TPOU’s managers commented:

“In Equities, Third Point sees a constructive backdrop in 2024, having addressed some of the issues that contributed to underperformance in 2023 and expects market forces to reward its approach to investing as the macroeconomic picture stabilises. While assets have certainly priced in some of the good news on inflation and rates, Third Point still believes headline equity market multiples exaggerate the valuation most companies are trading for and continues to find what it believes are high-quality companies trading at reasonable valuations.

“In Corporate Credit, the high yield market has been supported over the last few years by favourable supply and demand drivers that we believe are fading. The post-COVID recovery generated a significant volume of upgrades to credits that had been downgraded to high-yield during the pandemic, resulting in a net negative supply. Nearly all these names have been upgraded and returned to investment grade, so this impact is behind us.

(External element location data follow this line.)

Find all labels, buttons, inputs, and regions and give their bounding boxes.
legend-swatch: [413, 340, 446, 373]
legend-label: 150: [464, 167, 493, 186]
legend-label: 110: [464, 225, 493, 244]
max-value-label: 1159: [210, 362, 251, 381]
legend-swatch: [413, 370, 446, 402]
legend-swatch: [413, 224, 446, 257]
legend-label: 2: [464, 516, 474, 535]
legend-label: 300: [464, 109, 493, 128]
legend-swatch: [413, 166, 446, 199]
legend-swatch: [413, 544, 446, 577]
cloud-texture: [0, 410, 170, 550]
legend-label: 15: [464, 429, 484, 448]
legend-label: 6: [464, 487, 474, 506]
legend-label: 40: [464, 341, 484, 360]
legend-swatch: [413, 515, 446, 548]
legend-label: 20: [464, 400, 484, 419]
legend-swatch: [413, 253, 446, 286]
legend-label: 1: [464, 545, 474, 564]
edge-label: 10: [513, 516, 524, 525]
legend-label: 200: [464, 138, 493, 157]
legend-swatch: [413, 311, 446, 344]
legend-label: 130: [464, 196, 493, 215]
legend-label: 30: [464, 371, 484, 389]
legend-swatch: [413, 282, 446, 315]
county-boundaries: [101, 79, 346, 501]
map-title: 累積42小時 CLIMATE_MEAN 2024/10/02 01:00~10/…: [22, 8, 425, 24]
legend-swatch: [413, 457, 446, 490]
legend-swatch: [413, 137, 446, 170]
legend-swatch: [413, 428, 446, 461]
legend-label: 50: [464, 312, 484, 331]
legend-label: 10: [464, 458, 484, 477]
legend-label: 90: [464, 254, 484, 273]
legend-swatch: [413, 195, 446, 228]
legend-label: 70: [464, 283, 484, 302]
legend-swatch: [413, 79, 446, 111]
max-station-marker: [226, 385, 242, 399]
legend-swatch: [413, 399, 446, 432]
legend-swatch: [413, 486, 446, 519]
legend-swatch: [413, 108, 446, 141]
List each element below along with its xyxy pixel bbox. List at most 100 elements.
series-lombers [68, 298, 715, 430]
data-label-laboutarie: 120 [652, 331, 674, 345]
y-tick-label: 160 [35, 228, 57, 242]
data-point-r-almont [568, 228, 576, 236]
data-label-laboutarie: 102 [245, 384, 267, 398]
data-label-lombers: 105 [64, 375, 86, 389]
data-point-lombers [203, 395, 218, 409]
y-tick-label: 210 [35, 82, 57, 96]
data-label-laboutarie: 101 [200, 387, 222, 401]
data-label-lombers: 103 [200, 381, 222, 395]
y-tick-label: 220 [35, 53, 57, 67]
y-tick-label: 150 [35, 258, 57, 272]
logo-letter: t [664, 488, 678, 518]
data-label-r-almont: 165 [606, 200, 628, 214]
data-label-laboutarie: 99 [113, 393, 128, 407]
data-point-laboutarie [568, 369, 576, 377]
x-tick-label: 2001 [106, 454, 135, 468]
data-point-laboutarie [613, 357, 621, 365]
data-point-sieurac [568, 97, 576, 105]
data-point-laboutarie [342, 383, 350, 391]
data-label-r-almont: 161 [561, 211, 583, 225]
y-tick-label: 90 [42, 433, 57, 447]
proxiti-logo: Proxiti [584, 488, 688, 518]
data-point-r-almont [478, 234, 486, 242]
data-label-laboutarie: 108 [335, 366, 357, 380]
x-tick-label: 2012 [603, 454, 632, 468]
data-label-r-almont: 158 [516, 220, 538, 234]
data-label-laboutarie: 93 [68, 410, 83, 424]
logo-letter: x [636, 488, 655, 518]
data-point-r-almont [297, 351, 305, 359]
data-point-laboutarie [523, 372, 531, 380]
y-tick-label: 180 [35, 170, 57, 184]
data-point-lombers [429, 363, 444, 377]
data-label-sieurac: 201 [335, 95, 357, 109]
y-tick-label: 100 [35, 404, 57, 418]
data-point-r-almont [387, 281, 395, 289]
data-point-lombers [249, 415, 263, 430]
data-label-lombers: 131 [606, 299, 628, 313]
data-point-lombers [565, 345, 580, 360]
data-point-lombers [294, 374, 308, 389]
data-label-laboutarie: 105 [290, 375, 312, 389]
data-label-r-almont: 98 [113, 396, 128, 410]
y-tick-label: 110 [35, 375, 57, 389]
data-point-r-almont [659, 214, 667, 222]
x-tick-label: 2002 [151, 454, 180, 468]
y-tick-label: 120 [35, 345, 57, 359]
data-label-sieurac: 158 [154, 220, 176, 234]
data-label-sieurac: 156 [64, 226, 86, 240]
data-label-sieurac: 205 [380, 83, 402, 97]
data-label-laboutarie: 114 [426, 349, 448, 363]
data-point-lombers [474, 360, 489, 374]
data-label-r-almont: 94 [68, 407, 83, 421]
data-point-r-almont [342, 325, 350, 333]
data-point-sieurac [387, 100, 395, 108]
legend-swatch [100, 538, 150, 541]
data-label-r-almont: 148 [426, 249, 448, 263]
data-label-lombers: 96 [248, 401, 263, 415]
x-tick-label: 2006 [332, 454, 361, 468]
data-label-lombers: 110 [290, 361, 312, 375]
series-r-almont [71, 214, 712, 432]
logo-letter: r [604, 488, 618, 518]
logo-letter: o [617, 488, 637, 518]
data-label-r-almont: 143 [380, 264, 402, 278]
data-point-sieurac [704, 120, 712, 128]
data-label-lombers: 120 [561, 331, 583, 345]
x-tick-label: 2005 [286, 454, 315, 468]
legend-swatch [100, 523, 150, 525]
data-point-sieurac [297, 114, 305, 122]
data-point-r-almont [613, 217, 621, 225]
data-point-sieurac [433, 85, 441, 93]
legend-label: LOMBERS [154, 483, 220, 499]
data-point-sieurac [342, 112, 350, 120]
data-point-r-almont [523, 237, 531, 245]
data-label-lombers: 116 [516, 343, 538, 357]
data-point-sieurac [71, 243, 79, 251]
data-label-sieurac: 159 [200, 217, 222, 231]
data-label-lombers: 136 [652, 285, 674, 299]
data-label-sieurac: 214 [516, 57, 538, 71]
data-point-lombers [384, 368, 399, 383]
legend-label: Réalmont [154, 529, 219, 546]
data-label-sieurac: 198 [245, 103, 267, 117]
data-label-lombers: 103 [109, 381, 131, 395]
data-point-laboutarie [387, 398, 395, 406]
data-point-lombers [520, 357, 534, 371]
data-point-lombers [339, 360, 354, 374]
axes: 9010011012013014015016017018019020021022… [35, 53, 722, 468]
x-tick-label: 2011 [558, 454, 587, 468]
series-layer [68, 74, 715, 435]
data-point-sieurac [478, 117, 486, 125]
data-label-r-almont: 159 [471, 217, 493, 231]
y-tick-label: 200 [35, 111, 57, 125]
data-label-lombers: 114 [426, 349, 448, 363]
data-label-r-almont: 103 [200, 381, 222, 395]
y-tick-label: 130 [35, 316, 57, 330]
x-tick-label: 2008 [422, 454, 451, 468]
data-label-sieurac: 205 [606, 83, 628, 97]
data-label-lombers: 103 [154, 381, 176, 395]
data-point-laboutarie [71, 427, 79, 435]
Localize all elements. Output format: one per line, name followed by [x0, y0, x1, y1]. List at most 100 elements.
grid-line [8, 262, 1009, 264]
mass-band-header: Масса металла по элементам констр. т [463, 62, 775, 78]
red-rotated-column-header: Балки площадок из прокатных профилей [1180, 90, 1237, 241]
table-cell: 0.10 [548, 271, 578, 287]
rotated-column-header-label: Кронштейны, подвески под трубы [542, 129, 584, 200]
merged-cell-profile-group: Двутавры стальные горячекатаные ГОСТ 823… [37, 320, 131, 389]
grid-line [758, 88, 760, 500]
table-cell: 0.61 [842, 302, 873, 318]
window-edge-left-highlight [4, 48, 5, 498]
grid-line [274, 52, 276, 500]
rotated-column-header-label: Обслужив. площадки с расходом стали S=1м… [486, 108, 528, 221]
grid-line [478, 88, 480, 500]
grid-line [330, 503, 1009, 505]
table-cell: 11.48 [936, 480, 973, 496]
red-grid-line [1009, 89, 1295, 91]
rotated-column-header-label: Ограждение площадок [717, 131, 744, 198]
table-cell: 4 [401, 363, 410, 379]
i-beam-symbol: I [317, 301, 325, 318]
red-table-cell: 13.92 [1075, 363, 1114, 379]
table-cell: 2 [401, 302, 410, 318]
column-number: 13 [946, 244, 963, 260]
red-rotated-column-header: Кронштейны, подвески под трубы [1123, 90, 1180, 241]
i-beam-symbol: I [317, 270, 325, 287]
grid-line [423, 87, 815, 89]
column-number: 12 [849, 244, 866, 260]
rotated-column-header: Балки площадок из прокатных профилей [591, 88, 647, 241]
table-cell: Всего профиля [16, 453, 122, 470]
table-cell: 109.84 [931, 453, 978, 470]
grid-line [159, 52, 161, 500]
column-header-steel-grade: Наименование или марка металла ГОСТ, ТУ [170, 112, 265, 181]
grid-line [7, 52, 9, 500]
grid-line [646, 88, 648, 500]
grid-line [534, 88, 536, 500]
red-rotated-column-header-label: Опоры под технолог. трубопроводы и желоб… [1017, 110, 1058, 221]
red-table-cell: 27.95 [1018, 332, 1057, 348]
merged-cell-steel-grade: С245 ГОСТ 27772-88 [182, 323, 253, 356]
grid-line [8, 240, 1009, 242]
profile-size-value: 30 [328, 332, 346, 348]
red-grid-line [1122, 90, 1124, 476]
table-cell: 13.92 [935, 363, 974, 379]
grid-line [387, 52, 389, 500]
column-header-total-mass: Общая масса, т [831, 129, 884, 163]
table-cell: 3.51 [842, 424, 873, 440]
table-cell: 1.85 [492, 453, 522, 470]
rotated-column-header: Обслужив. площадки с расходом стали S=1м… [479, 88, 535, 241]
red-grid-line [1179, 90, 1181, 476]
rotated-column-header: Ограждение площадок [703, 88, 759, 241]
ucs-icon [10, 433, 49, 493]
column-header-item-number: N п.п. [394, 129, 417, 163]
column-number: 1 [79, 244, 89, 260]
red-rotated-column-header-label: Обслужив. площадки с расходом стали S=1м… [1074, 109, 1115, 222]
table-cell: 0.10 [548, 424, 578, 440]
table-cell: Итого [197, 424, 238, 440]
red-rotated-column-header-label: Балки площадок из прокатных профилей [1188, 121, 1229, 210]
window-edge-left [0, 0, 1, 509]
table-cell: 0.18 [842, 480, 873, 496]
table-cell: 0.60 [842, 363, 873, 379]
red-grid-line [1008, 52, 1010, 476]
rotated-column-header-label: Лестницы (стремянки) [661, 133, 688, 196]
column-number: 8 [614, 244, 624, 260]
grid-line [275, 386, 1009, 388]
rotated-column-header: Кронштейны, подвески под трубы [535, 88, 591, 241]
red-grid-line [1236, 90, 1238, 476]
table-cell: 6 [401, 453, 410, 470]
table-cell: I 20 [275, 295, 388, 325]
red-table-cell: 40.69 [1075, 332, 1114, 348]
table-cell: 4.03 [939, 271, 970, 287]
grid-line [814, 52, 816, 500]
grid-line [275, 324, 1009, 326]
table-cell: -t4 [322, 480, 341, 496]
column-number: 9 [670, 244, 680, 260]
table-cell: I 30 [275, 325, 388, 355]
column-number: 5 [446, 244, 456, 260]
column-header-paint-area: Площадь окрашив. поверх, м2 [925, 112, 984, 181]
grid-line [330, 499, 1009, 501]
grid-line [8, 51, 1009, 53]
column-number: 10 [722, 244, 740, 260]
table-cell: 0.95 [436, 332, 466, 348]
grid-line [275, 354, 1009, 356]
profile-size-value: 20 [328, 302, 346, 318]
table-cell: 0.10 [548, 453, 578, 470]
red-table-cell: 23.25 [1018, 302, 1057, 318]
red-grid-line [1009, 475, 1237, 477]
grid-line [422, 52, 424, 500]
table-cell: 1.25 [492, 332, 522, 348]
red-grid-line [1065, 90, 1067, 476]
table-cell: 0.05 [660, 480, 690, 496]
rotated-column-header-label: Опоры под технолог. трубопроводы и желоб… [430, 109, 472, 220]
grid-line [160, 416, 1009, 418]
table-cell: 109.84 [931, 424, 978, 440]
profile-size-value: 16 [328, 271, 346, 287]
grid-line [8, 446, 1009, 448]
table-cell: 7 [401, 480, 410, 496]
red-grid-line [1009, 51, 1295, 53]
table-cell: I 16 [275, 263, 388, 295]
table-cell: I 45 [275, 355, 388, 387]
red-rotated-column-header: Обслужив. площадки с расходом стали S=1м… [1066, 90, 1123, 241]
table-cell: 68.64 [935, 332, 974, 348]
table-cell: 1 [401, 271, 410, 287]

“On a fundamental basis, the impact of higher rates has the potential to create widespread credit stress in high yield. According to a recent Bank of America study, 40% of all B/CCC issuers (roughly half the market) will be free cash flow negative as they refinance maturing debt with more expensive debt due to higher interest rates. It is also worth noting that this analysis, done at the beginning of 2024, assumed that the U.S. Federal Reserve would cut interest rates by 250 basis points as was being projected by the market at the time. It is becoming more probable that that the Fed cuts do not match those expectations or, if they do, they are accompanied by economic weakness which would hamper corporate cash generation.

“Looking ahead to 2024, the banking crisis last March caused banks to try to optimise their portfolios and sell the easiest, shortest duration assets that are capital intensive. Third Point estimates there are $65 billion of consumer loans that banks want to sell over the next few years where unlevered loans are yielding 15% with capital appreciation upside. Spreads in structured credit look appealing versus public corporate credit and so Third Point expects that with more investors looking at structured credit for yield, spreads will tighten across many collateral types, particularly commercial mortgage-backed securities (CMBS) where real estate security selection is critical. The long-awaited opportunity in commercial real estate (CRE) looks more promising this year, as lower rates and a maturity wall of CRE debt should finally shake loose some distressed securities.”